U of T study raises doubts about screening for cardiac arrest among young athletes

Soccer players
Screening exams for cardiac arrest are unlikely to predict an athlete's risk, says a new study co-authored by U of T researchers (photo by Bob Mical via Flickr)

 

Having your heart stop while playing a sport is extremely rare, but your risk is unlikely to be predicted by screening exams, a new study co-authored by University of Toronto researchers suggests.
 
Screening may exclude people from engaging in sports when they could do so safely, Dr. Paul Dorian from U of T's Faculty of Medicine tells Reuters Health.
 
“Among the (cardiac arrest) survivors identified in our study, none had a condition that was likely to have been identified by preparticipation screening,” he and his co-authors write in the study published in the New England Journal of Medicine
 
“Among the persons who died, our data suggest that systematic preparticipation screening may have identified a maximum of three persons who were at risk for sudden cardiac arrest.” 
 
The study was based on an analysis of all out-of-hospital cardiac arrests that occurred between 2009 to 2014 in southern Ontario for people aged 12 to 45. 
 
In that time, there were 74 sport-related cardiac arrests. In 16 cases, a person’s heart stopped during or within an hour of playing a competitive sport; the rest were among people who played a non-competitive sport.
 
 
The sports associated with sudden cardiac arrest among competitive athletes were soccer and race events, while among amateur athletes they were gym workouts and running. 
 
The odds of an athlete suffering a sudden arrest during competition or training were extremely slim: one in 131,600 per year, with 44 per cent surviving and being discharged from hospital.
 
“The risk in these athletes is extraordinarily small, less than what’s previously been believed,” Dr.
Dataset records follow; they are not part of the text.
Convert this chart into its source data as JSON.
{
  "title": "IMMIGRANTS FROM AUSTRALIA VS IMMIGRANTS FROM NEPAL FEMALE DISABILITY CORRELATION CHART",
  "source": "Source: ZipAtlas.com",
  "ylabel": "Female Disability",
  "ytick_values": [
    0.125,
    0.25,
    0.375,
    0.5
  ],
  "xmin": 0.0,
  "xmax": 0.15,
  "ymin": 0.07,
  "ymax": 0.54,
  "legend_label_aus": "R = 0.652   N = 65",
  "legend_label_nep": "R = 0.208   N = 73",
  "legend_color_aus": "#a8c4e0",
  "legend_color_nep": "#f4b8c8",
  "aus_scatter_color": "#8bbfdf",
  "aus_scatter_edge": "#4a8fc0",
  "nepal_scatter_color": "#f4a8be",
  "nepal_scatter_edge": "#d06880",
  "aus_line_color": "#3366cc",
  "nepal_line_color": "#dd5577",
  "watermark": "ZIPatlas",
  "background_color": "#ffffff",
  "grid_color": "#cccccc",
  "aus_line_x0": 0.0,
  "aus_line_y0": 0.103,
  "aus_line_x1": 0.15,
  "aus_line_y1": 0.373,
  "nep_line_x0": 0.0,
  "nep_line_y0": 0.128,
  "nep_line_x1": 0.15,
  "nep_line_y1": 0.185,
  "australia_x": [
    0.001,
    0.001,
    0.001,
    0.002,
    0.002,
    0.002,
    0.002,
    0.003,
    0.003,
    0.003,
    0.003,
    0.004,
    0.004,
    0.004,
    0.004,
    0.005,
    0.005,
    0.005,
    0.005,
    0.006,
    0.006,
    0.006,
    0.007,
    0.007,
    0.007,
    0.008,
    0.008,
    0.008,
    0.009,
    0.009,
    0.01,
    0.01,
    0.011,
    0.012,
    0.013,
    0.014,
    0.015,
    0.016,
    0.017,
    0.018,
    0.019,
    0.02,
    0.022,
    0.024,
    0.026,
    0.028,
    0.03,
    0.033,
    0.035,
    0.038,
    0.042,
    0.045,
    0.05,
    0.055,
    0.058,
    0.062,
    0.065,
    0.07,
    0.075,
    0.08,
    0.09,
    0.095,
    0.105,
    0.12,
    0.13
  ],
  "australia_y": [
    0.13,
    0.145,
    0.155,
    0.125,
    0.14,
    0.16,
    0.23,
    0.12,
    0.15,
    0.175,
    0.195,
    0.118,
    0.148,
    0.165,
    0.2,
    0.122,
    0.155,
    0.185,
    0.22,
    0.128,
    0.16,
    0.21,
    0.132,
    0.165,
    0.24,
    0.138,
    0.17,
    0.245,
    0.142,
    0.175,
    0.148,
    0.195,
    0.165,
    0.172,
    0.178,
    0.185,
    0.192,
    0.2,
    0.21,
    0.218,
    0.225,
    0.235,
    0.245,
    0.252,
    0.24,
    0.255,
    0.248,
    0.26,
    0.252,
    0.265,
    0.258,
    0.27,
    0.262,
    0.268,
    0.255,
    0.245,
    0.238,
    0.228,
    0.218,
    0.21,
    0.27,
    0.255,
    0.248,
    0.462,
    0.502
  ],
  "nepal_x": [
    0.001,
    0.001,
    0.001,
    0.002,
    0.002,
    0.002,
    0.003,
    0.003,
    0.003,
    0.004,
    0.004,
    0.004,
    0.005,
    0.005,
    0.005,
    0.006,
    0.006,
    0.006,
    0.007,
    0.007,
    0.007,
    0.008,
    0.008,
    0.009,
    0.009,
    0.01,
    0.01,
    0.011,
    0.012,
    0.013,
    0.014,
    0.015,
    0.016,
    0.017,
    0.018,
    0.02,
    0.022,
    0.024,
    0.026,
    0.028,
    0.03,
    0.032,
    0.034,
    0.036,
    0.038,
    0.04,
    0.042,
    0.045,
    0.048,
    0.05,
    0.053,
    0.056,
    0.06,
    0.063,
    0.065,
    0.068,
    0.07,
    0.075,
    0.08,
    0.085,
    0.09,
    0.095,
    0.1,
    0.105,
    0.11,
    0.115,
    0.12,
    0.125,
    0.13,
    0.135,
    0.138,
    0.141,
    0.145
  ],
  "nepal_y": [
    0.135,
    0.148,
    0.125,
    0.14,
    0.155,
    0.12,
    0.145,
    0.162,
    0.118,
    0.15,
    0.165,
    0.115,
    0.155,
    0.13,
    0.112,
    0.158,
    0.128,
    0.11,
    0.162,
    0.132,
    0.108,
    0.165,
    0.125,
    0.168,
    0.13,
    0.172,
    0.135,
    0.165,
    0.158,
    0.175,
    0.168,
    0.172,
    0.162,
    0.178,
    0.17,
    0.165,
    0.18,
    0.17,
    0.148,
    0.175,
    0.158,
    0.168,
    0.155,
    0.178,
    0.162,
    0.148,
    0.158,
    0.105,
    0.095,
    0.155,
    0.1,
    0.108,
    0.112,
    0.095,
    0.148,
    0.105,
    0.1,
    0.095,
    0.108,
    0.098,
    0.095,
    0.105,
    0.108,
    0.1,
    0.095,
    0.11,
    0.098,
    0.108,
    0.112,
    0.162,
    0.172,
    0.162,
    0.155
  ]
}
Dorian tells Reuters. 
 

Read the Reuters Health story

Read the research in the New England Journal of Medicine

 
An expert who was not involved with the study told Reuters that the U of T study suggests that automated external defibrillators ought to be more widely available. 
 
“We need trainers or security staff or coaches trained in CPR and emergency response, because we’re not going to prevent this problem by screening,” says Dr. Ben Abella, a professor of emergency medicine at the University of Pennsylvania. 
 
The study was supported by the National Heart, Lung, and Blood Institute and the Canadian Institutes of Health Research.